The nice thing about Catriona’s walnuts is how easy they are to crack open. Christmas childhood walnut memories for me are of battles against wee brown rocks, broken nutcrackers, bruised fingers and mashed nuts I could never pick out of the remains of the shell.
Maybe in Scotland the shells don’t get quite so granitic. Anyway, Catriona’s walnuts break neatly and easily along the centre line and come out whole. Little wrinkled ovals of russety-brown, rustling with the papery bit that divides the cotyledons. Not the biggest walnuts in the world, but they taste fantastic. Any thoughts of making another nut roast (like the Christmas one I made to offset the goose) dissipate because they just go straight in the mouth like sweeties.

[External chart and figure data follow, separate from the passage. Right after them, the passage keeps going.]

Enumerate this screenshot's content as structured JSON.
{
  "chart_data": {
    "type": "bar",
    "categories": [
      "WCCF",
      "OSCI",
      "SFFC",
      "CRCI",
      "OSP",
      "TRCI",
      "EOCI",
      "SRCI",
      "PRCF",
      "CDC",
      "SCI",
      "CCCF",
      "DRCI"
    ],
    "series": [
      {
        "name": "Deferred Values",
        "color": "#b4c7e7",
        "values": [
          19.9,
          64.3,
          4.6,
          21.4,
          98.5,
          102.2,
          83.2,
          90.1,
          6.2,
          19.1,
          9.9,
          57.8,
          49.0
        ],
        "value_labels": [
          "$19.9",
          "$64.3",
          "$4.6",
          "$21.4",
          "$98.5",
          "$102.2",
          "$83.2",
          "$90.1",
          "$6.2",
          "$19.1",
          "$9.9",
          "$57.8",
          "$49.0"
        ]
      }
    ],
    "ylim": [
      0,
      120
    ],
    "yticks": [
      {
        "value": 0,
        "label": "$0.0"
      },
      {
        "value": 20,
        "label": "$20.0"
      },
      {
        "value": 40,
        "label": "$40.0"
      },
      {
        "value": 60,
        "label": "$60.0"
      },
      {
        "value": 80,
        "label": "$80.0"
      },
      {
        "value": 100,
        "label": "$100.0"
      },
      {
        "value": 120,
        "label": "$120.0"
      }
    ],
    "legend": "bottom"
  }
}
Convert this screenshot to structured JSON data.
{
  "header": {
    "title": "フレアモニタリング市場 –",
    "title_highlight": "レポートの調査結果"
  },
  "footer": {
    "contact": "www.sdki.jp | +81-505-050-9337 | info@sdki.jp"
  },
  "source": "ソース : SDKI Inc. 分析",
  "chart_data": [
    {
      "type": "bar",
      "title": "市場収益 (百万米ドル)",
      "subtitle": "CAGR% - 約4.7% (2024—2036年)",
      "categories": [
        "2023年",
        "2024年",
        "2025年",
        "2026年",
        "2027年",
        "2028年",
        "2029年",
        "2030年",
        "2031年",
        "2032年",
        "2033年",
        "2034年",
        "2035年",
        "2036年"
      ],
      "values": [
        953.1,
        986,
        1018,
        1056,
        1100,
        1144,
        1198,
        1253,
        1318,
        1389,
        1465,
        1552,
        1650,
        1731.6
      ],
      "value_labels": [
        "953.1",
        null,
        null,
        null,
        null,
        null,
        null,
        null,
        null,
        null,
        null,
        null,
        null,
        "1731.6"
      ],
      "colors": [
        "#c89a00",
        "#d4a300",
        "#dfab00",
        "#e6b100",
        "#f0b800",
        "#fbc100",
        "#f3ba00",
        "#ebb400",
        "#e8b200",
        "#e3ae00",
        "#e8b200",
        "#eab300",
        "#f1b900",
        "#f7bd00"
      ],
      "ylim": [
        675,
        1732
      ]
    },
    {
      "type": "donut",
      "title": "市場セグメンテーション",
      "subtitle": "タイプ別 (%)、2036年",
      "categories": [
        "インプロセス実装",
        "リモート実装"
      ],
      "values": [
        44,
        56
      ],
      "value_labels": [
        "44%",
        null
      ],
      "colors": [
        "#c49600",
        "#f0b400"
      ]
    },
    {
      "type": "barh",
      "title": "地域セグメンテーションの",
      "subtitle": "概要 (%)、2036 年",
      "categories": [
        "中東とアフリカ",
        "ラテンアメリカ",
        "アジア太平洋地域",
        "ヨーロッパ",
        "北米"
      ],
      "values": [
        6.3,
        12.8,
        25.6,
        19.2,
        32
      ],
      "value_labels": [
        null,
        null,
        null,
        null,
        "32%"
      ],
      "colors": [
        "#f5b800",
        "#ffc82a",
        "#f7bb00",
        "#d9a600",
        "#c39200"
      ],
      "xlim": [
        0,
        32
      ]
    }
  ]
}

The variety is ‘Buccaneer’, and it’s about 10 years old, certainly not much more. It started bearing nuts the year after planting. Contrary to everything I believed about planting walnuts for your grandchildren! We once saw a massive walnut tree in a square in one of the east Sutherland towns – maybe Dornoch – and assumed it was very old. Since then we’ve found quite a few around the country (Scotland, that is) – all thriving, but I doubt many are as prolific as Catriona’s ‘Buccaneer’. There’s another variety called ‘Broadview’ which is said to best for the UK. I wonder?
At a Hogmanay party, we tried Ann’s pickled walnuts. Never realised it is the whole immature fruit (nut and its embryo shell and its thick green seed case) that gets pickled – or that several steepings in brine are needed before the actual pickling. Wow – amazing flavour and texture. Catriona’s walnut tree needs to be raided next year before the nuts start to ripen!
Andrew’s sowing some wild walnut seed, with a view to grafting with ‘Buccaneer’ scions….one day. How long for the straight Walnut tree-lets to germinate and grow? How long for my very own, pickled and unpickled, walnuts?